Dynamics in presence of local symmetry-breaking impurities

Many examples of symmetries lead to universal slow relaxation in temporal correlation functions. We investigate the fate of these correlation functions in the presence of local symmetry-breaking impurities using noisy Brownian circuits. While correlation functions are expected to generically decay exponentially once the symmetries are broken, we find that they still exhibit a slow relaxation influenced by the approximately conserved quantities. This behavior can be analyzed using a superoperator formalism, namely the super Hamiltonian whose ground states correspond to conserved quantities, and low-lying excitations determine the late-time dynamics. The symmetry-breaking impurities only weakly perturb this super Hamiltonian, and preserve some approximate conserved quantities that determine the relaxation of correlation functions.

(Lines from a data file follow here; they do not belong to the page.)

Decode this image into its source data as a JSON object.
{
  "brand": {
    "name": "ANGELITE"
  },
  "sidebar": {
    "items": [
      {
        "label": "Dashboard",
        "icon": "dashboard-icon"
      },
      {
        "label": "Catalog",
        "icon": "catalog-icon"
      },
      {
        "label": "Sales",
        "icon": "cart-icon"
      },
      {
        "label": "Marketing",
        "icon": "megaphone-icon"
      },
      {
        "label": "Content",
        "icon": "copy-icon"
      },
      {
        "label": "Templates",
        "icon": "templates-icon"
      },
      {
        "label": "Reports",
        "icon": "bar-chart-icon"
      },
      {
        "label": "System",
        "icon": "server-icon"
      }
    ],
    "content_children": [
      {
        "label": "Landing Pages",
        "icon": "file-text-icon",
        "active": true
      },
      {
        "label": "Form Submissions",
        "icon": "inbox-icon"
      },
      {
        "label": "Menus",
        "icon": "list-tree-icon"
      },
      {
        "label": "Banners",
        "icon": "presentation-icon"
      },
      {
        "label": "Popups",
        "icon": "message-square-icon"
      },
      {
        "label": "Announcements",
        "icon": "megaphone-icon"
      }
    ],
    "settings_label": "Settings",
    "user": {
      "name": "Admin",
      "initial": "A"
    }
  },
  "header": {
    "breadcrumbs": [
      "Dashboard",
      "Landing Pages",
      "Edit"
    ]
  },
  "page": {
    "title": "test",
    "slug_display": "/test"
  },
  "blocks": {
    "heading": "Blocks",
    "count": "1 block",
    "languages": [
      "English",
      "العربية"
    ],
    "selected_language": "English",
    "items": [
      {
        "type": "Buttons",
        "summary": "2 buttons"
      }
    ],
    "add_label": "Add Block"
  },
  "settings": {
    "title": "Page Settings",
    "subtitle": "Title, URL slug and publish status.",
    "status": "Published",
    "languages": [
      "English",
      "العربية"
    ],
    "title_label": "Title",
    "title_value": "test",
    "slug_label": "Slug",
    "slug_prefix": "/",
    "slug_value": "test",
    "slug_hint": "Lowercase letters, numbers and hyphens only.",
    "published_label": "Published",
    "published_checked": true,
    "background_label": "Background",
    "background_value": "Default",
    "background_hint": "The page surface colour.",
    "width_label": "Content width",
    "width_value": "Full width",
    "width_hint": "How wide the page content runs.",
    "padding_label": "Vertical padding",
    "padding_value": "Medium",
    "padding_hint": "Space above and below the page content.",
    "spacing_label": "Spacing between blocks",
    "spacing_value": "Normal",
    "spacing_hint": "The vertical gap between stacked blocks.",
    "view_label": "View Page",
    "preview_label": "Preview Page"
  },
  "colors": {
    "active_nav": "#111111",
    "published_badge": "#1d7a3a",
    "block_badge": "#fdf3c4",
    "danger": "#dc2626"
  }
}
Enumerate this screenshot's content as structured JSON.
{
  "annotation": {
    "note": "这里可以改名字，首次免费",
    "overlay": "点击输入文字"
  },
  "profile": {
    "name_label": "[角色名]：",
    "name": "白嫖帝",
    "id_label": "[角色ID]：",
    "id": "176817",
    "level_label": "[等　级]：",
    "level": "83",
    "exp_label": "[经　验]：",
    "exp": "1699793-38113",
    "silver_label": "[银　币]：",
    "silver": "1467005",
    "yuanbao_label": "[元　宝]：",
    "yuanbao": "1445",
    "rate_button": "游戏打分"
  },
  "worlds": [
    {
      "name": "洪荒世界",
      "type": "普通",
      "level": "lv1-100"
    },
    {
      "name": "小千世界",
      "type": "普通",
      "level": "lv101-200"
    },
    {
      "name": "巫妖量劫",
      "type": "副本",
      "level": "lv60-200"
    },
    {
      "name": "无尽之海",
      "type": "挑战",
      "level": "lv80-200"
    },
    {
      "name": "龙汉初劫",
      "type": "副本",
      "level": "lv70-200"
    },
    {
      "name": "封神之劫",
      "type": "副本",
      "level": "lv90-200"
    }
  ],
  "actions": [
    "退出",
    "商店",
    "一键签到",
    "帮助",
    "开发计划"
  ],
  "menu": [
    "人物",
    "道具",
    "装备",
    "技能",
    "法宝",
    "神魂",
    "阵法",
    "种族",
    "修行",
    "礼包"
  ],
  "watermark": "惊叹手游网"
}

For example, in one spatial dimension, the standard diffusive behavior associated with U(1) conserving systems becomes a different power law at long times when a symmetry-breaking impurity is included. We also consider the scenario of an impurity that destroys Hilbert space fragmentation, where we find that the finite saturation value that appears as a consequence of strong fragmentation persists for exponentially long times, as predicted from the exponentially small gap of the super Hamiltonian. Our approach provides a systematic method for understanding the effects of symmetry-breaking impurities on the relaxation dynamics of symmetric systems.